Union officials meet BA management this week in a last-ditch attempt to elicit compromises from the company which is planning 5,000 redundancies as part of a pounds 1bn cost-cutting initiative.

The company has told employees' representatives that it wants agreement by this Friday. Union officials understand that senior managers have drawn up a Day Zero plan to implement the new employment conditions on 15 January if there is no deal.

This week's talks will concentrate on management demands for wage cuts of up to 30 per cent among ground staff at Heathrow and cabin crew working for the regional arm of BA.

While employees have been offered relatively generous severance terms if they do not accept the new package, the wage cuts are thought to be among the most severe ever contemplated by a major employer in modern Britain.
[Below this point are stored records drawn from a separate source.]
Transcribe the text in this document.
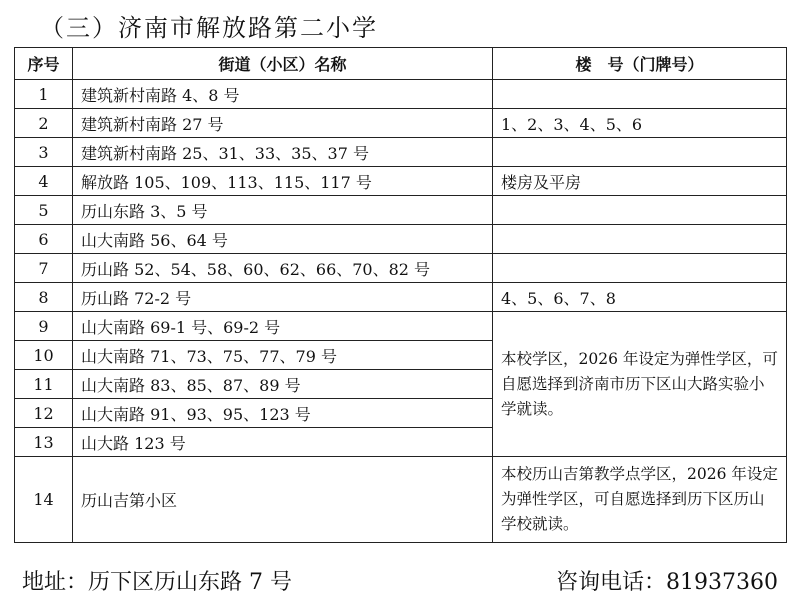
（三）济南市解放路第二小学
序号	街道（小区）名称	楼　号（门牌号）
1	建筑新村南路 4、8 号	
2	建筑新村南路 27 号	1、2、3、4、5、6
3	建筑新村南路 25、31、33、35、37 号	
4	解放路 105、109、113、115、117 号	楼房及平房
5	历山东路 3、5 号	
6	山大南路 56、64 号	
7	历山路 52、54、58、60、62、66、70、82 号	
8	历山路 72-2 号	4、5、6、7、8
9	山大南路 69-1 号、69-2 号	本校学区，2026 年设定为弹性学区，可自愿选择到济南市历下区山大路实验小学就读。
10	山大南路 71、73、75、77、79 号	
11	山大南路 83、85、87、89 号	
12	山大南路 91、93、95、123 号	
13	山大路 123 号	
14	历山吉第小区	本校历山吉第教学点学区，2026 年设定为弹性学区，可自愿选择到历下区历山学校就读。
地址：历下区历山东路 7 号	咨询电话：81937360
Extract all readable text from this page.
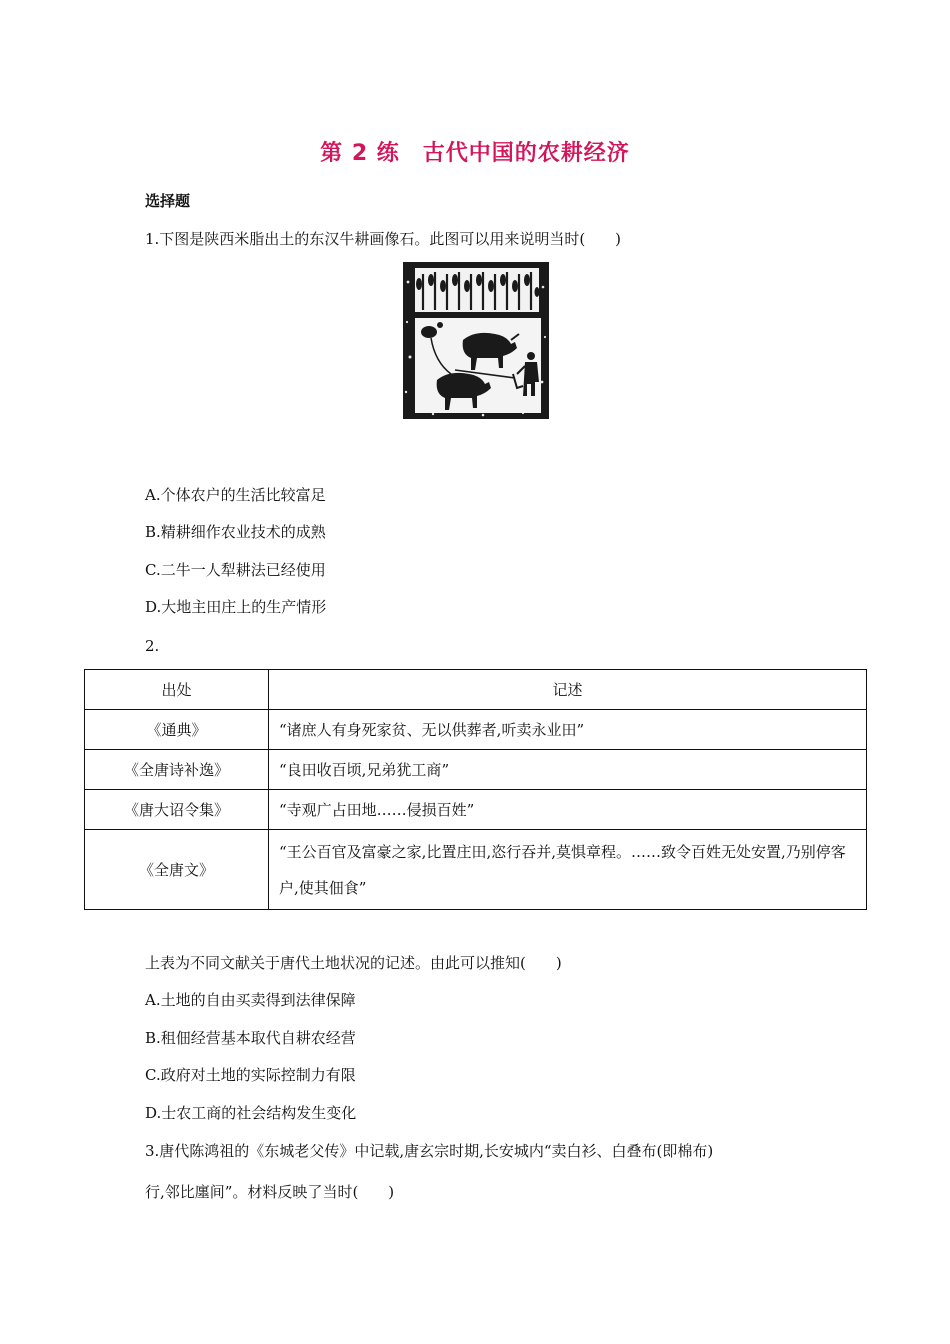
第 2 练　古代中国的农耕经济
选择题
1.下图是陕西米脂出土的东汉牛耕画像石。此图可以用来说明当时(　　)
A.个体农户的生活比较富足
B.精耕细作农业技术的成熟
C.二牛一人犁耕法已经使用
D.大地主田庄上的生产情形
2.
出处	记述
《通典》	“诸庶人有身死家贫、无以供葬者,听卖永业田”
《全唐诗补逸》	“良田收百顷,兄弟犹工商”
《唐大诏令集》	“寺观广占田地……侵损百姓”
《全唐文》	“王公百官及富豪之家,比置庄田,恣行吞并,莫惧章程。……致令百姓无处安置,乃别停客户,使其佃食”
上表为不同文献关于唐代土地状况的记述。由此可以推知(　　)
A.土地的自由买卖得到法律保障
B.租佃经营基本取代自耕农经营
C.政府对土地的实际控制力有限
D.士农工商的社会结构发生变化
3.唐代陈鸿祖的《东城老父传》中记载,唐玄宗时期,长安城内“卖白衫、白叠布(即棉布)
行,邻比廛间”。材料反映了当时(　　)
The company has admitted that managers at Heathrow have undertaken training to take over the jobs of ground staff in the event of a strike. Sources among cabin crew also believe stewards and stewardesses currently working for other airlines may also be taken on at short notice if it becomes necessary.

Union officials believe BA may be deliberately provoking industrial action in order to dismiss strikers and employ contract workers on lower rates. Senior employees' representatives argue however that strikes may be the only option and that management would not be able to keep the airline going if employees walked out.

George Ryde, national official with the Transport and General Workers' Union, has elicited pledges of support from workers on the continent and in the US who have promised to refuse to handle BA aircraft operated by strike-breakers.

Mr Ryde received backing for strike ballots at a 400-strong meeting of BA shop stewards on Friday. While some of the more militant activists are anxious to take on the company soon, others are more cautious, arguing that the timing of any ballot would be critical to a "yes" vote. Some employees who have shown an interest in taking severance have been warned by management that they could lose the offer if they strike.

A number of shop stewards believe the 15 January date for forcing through the changes may now be changed after it was revealed in The Independent.

Despite record profits, management is attempting to save pounds 1bn by 2000. Robert Ayling, BA chairman, says the cuts are essential, not only for the maintenance of profits, but for the the company's survival amid increasing global competition.

A spokesman pointed out that industrial action had not been endorsed by union members and that no disruption was scheduled. Contingency plans were in place however.

"We are surprised by the news from the union," he said. "It comes without warning. The union should raise its concerns with us, which it has not yet done." Without the efficiency plan jobs would be threatened by the turn of the century. Most of BA's competitors were also cutting costs, he said.